On solving $x({b^2} + \lambda ) + y({a^2} + \lambda ) \dfrac{{dy}}{{dx}} = 0$

$\lambda \left[ {x + y \dfrac{{dy}}{{dx}}} \right] = -\left[ {{b^2}x + {a^2}y \dfrac{{dy}}{{dx}}} \right]$

$\lambda = - \dfrac{{\left[ {{b^2}x + {a^2}y \dfrac{{dy}}{{dx}}} \right]}}{{x + y \dfrac{{dy}}{{dx}}}}$

$a^2 + \lambda = a^2 - \dfrac{b^2 x + a^2 y \ \ dy/dx}{x + y \ dy/dx} = \dfrac{(a^2 - b^2)x}{x + y \ dy/dx}$

$b^2 + \lambda = b^6 - \left [ \dfrac{b^2 x + a^2 y \dfrac{dy}{dx}}{x + y \dfrac{dy}{dx}} \right ] = \dfrac{(-a^2 + b^2)y (dy/dx)}{x + y \ dy/dx}$

Now on substituting values of $a^2 + \lambda$ and $a^2 + \lambda$ in (i)

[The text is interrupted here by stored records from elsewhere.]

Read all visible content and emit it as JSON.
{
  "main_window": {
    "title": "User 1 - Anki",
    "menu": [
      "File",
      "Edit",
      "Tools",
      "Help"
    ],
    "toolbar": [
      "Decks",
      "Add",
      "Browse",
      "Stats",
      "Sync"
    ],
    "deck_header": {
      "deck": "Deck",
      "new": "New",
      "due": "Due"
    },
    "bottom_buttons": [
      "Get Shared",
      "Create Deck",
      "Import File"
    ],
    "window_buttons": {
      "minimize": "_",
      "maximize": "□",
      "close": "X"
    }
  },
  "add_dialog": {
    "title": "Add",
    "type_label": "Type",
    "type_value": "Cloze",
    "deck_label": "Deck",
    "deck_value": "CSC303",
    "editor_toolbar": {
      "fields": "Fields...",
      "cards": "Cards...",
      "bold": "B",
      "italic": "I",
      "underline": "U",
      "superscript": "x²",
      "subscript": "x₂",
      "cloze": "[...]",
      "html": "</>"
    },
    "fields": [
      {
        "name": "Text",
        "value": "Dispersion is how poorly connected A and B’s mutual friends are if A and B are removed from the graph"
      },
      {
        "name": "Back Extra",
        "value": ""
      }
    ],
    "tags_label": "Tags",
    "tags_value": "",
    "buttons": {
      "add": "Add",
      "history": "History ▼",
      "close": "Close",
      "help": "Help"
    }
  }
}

$x^2 \cdot \dfrac{x + y dy/dx}{(a^2 - b^2)x} + y^2 \cdot \dfrac{x + y dy/dx}{(-a^2 + b^2)y \dfrac{dy}{dx}} = 0$

$\left [x + y \dfrac{dy}{dx} \right ] \left [ \dfrac{x}{a^2 - b^2} - \dfrac{y}{(a^2 - y^2) \dfrac{dy}{dx}} \right ] = 1$

$\left [x + y \dfrac{dy}{dx} \right ] \left [x - y \dfrac{dx}{dy} \right ] = (a^2 - b^2),$ which is the differential equation is given family. …(2)

Now replace $\dfrac{dy}{dx}$ with $-\dfrac{dx}{dy}$ to obtain differential equation of orthogonal trajectory

$\left [x - y \dfrac{dx}{dy} \right ] \left [x + y \dfrac{dy}{dx} \right ] = (a^2 - b^2 )$

Differential equation (2) and (3) are same, which gives the differential equation of family. It’s orthogonal trajectories are same. So the family of curves are self orthogonal.

Example 4 :

Show that the families of curves given by the equation $r = a(1 - \cos \theta)$ and $r = b(1 + \cos \theta)$ intersect orthogonally.

Solution :

Here we have to show that the family of orthogonal trajectory of the family of curves $r = a(1 - \cos \theta)$

$r = b(1 + \cos \theta )$

We have $r = a(1 - \cos \theta )$ …(1)

On taking logrithm both sides

$\log r = \log a + \log(1 - \cos \theta)$

Differentiate both sides w.r.t $\theta$

$\dfrac{1}{r} \cdot \dfrac{dr}{d \theta} = \dfrac{\sin \theta}{1 - \cos \theta}$ …(2)

which is free from parameter. So, it is the differential equation of given family.

Now replace $\dfrac{dr}{d \theta}$ with $- r^2 \dfrac{d \theta}{d r}$ in (2)

$\dfrac{1}{r}\left( {-{r^2}\dfrac{{d\theta }}{{dr}}} \right) = \dfrac{{\sin \theta }}{{1 - \cos \theta }} = 2\dfrac{{\sin \dfrac{\theta }{2}\cos \dfrac{\theta }{2}}}{{2{{\sin }^2} \dfrac{\theta }{2}}} = \cot \dfrac{\theta }{2}$

$- r \dfrac{d \theta}{dr} = \cot \dfrac{\theta}{2} \Rightarrow \dfrac{dr}{r} = -\tan \dfrac{\theta}{2} d \theta$

On integrating $\log r = 2 \log \cos \dfrac{\theta}{2} + \log c$

$\log r = \log \left( {c \ {{\cos }^2} \dfrac{\theta }{2}} \right)$

$r = c\left( {\dfrac{{1 + \cos \theta }}{2}} \right)$

$r = b(1 + \cos \theta )$

which is the required orthogonal trajectory.